While the NFL and the Players Association scramble to patch together a new collective bargaining agreement before the existing one expires in March, one sticking point keeps making the news: the proposed regular season expansion. As it stands now, an NFL regular season is 16 games, with four pre-season games thrown in for measure (the consensus is there's not much good about it). 

The NFL wants to change that, but the players not so much; the players are well aware that the NFL is talking about a fortnight, not two weeks.

Tack two extra weeks onto any exhausting, tense, and conflict-packed situation, and what do you get? If you're Ronnie and Sammi, you break up a few hundred times, bash some heads, and maybe get arrested, all while drinking daiquiris in a hot tub.

But if you're Pittsburgh Steelers safety Troy Palomalu and have already spent 16 weeks working your 5'10, 207-pound body like John Henry, two more weeks of football can turn into a doomy and gloomy fortnight right quick. 

Math is not my forte, but it doesn't take a whiz to figure out that adding two games to the NFL's regular season increases a player's probability of being injured by quite a margin. NFL statistics reveal that an average of three players per team are injured every game, so two more games means 190 more injured players each season (it took me a while to figure that out). There's no question the NFL must feel pretty secure to even suggest such a thing. And they do.
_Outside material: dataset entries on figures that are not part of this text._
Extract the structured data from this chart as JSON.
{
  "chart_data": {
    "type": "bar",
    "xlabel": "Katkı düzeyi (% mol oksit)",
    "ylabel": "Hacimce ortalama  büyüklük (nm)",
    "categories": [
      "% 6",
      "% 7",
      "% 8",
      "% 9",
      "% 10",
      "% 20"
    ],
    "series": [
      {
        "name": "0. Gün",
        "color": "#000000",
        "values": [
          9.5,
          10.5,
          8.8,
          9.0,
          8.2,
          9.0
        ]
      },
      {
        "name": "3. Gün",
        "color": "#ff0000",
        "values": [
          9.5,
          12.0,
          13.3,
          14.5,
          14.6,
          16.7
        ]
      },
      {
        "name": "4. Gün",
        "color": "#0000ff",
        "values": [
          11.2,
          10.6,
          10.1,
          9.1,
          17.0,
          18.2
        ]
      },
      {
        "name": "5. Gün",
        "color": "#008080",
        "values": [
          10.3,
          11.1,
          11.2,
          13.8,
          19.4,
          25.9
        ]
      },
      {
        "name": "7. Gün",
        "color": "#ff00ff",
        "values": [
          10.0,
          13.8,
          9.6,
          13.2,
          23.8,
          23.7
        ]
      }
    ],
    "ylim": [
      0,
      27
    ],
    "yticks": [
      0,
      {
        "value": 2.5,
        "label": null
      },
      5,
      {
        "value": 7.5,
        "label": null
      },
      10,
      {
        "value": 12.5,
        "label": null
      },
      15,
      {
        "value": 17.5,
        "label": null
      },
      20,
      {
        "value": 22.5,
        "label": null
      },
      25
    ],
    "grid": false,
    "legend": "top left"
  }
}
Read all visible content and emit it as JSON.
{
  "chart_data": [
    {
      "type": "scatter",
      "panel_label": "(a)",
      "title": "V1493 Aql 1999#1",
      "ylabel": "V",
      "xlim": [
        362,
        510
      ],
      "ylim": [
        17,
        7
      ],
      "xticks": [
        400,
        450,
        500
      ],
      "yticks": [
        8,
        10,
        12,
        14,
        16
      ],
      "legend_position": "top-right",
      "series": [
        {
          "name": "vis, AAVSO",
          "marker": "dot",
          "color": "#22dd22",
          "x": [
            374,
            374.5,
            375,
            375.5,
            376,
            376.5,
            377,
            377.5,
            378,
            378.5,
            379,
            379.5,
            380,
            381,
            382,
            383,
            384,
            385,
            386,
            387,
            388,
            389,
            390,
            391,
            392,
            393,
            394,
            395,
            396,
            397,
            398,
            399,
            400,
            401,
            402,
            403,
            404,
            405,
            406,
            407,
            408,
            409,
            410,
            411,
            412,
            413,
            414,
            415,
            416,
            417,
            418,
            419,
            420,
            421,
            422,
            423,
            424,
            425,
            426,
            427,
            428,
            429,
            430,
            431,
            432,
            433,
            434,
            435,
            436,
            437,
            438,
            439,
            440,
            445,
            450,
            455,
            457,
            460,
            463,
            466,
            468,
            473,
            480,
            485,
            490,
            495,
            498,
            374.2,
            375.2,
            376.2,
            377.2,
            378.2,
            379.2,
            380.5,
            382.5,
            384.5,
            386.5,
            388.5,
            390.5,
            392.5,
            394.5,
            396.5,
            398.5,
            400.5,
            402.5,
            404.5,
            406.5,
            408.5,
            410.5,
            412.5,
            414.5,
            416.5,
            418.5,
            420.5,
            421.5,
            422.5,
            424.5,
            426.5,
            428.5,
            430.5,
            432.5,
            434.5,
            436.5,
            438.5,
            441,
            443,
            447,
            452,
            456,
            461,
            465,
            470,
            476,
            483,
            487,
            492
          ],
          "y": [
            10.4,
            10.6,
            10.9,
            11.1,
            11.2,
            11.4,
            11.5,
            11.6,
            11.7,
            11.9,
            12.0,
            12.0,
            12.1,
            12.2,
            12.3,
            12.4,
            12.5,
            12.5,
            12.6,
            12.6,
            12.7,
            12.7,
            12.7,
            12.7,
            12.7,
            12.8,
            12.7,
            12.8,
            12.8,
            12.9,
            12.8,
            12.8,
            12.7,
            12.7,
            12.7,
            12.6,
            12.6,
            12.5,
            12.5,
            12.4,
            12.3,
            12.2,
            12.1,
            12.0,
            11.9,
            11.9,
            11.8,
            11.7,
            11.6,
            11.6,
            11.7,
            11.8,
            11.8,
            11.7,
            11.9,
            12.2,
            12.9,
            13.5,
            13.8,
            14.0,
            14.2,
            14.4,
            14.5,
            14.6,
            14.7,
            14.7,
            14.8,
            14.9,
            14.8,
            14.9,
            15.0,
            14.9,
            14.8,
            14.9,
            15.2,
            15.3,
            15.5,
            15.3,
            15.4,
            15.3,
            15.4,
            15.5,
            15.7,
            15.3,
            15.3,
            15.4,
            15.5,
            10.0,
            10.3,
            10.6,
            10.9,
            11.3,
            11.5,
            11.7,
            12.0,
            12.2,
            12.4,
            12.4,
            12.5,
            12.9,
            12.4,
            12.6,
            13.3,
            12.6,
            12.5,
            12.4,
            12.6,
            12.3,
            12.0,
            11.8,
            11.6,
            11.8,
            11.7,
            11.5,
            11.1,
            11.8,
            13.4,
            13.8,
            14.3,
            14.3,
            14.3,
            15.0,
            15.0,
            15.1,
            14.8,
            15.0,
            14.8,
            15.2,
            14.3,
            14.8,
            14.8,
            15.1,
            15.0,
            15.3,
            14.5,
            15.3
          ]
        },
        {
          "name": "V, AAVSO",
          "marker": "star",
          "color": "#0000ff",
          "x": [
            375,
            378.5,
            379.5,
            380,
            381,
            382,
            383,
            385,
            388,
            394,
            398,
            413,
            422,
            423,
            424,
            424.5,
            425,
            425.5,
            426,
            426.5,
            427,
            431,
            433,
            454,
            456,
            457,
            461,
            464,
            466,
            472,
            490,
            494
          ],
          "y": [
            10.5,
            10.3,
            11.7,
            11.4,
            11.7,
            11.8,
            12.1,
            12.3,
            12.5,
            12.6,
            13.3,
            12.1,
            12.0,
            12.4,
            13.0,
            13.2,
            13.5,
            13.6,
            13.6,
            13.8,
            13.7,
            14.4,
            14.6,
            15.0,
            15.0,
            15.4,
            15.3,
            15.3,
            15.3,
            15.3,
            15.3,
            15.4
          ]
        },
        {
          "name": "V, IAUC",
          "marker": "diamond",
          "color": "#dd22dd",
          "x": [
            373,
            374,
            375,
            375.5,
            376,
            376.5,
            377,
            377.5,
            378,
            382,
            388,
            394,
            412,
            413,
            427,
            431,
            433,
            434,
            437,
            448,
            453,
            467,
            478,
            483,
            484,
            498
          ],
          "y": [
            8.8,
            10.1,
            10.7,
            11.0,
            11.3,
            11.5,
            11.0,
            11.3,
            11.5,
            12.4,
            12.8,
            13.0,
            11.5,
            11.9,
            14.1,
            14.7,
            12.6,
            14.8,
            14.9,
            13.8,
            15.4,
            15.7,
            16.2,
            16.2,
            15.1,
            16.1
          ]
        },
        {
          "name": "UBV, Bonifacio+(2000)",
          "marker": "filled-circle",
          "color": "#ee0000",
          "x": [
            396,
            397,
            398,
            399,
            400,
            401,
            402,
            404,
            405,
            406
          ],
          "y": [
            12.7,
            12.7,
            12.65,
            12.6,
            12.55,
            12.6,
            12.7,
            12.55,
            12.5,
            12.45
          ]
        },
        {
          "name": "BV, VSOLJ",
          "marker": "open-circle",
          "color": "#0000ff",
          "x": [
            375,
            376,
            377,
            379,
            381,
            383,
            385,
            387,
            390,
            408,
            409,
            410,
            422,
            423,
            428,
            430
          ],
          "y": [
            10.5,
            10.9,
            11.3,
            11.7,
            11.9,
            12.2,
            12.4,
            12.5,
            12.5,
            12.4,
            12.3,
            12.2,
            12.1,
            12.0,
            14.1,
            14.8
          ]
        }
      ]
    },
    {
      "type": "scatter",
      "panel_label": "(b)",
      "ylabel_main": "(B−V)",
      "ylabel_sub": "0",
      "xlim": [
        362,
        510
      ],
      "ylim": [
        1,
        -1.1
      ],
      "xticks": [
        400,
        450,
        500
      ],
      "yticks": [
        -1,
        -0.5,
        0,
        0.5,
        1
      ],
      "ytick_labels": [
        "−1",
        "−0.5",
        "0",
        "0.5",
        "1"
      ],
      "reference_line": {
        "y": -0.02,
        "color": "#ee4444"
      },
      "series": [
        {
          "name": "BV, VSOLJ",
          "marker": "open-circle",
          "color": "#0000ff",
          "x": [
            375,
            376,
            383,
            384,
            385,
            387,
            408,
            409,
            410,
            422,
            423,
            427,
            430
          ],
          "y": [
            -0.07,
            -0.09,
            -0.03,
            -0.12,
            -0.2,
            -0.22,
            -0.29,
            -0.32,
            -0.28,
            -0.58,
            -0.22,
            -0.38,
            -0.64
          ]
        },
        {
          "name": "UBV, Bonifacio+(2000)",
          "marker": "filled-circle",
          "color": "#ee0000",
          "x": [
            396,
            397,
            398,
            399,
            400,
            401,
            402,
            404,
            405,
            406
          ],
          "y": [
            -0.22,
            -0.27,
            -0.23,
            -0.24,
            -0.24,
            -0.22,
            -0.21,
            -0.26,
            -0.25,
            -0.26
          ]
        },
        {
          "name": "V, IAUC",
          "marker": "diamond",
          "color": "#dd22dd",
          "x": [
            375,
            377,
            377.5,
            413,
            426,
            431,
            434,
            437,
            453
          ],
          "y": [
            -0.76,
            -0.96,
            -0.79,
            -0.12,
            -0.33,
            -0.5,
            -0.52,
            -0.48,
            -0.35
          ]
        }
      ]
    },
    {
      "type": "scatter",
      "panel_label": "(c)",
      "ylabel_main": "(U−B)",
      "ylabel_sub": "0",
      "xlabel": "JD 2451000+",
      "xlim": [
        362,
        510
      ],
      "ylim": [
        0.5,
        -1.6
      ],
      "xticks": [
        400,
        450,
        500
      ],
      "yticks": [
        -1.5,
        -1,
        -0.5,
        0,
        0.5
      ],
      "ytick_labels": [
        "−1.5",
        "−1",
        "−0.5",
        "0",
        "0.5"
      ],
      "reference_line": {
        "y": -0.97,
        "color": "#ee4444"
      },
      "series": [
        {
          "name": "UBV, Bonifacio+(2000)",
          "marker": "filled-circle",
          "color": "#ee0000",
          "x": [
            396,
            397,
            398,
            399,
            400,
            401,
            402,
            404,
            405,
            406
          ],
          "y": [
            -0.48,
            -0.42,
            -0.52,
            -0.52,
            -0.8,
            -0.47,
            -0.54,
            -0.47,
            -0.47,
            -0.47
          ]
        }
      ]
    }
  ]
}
If ever a sports union was sitting in the catbird seat, it's the NFL. Football has been number-one Sunday night viewing for the entire season, and according to Forbes, viewer numbers for "The NFL on CBS" are the highest in 23 years. Evidently, that's not good enough. Blinded by the siren song of hard cash, the NFL is effectively slaughtering their goose for a fortnight's worth of golden eggs.

I want to take NFL Commissioner Roger Goodell and every team owner by the shoulders and give then a good shake, "Are you crazy, man? Concussions are up 21 percent this season!" And those are just brains. 

Does anybody remember how great the Cincinnati Bengals were last year? They were a playoff team! This year they went 4-12. Perhaps the season-ending injuries sustained by three of their key players had something to do with it.

The closest I've ever come to playing professional football was being pummeled by my brother in the backyard, and that was pretty brutal. I've heard that playing professional football is like being hit by a car, and I have done that. The thought of being hit by a car for 16 weeks straight makes me sick; 18 weeks makes me want to cry.

Forget that garbage about dropping two preseason games and making camp easier. First-stringers don't play in preseason games anyway, and their training camp is not the same training camp the third-stringers know.

I love football, but like former NFL player Chris Collinsworth said, "I'd be less than honest if I said I didn't have my doubts as to whether my children should be playing." 

Despite new its new rules, the NFL promotes more hard hits and bone-crushing tackles than ever, short- and long-term effects be damned, especially when it comes to star players. Tight ends and running backs and tackles may have never read Thackeray or Austen, but they sure as heck know a fortnight when they see one.

And boy, oh boy, do they see one.


Juanita Giles lives on a farm in Charlotte County with her husband, son and many dogs.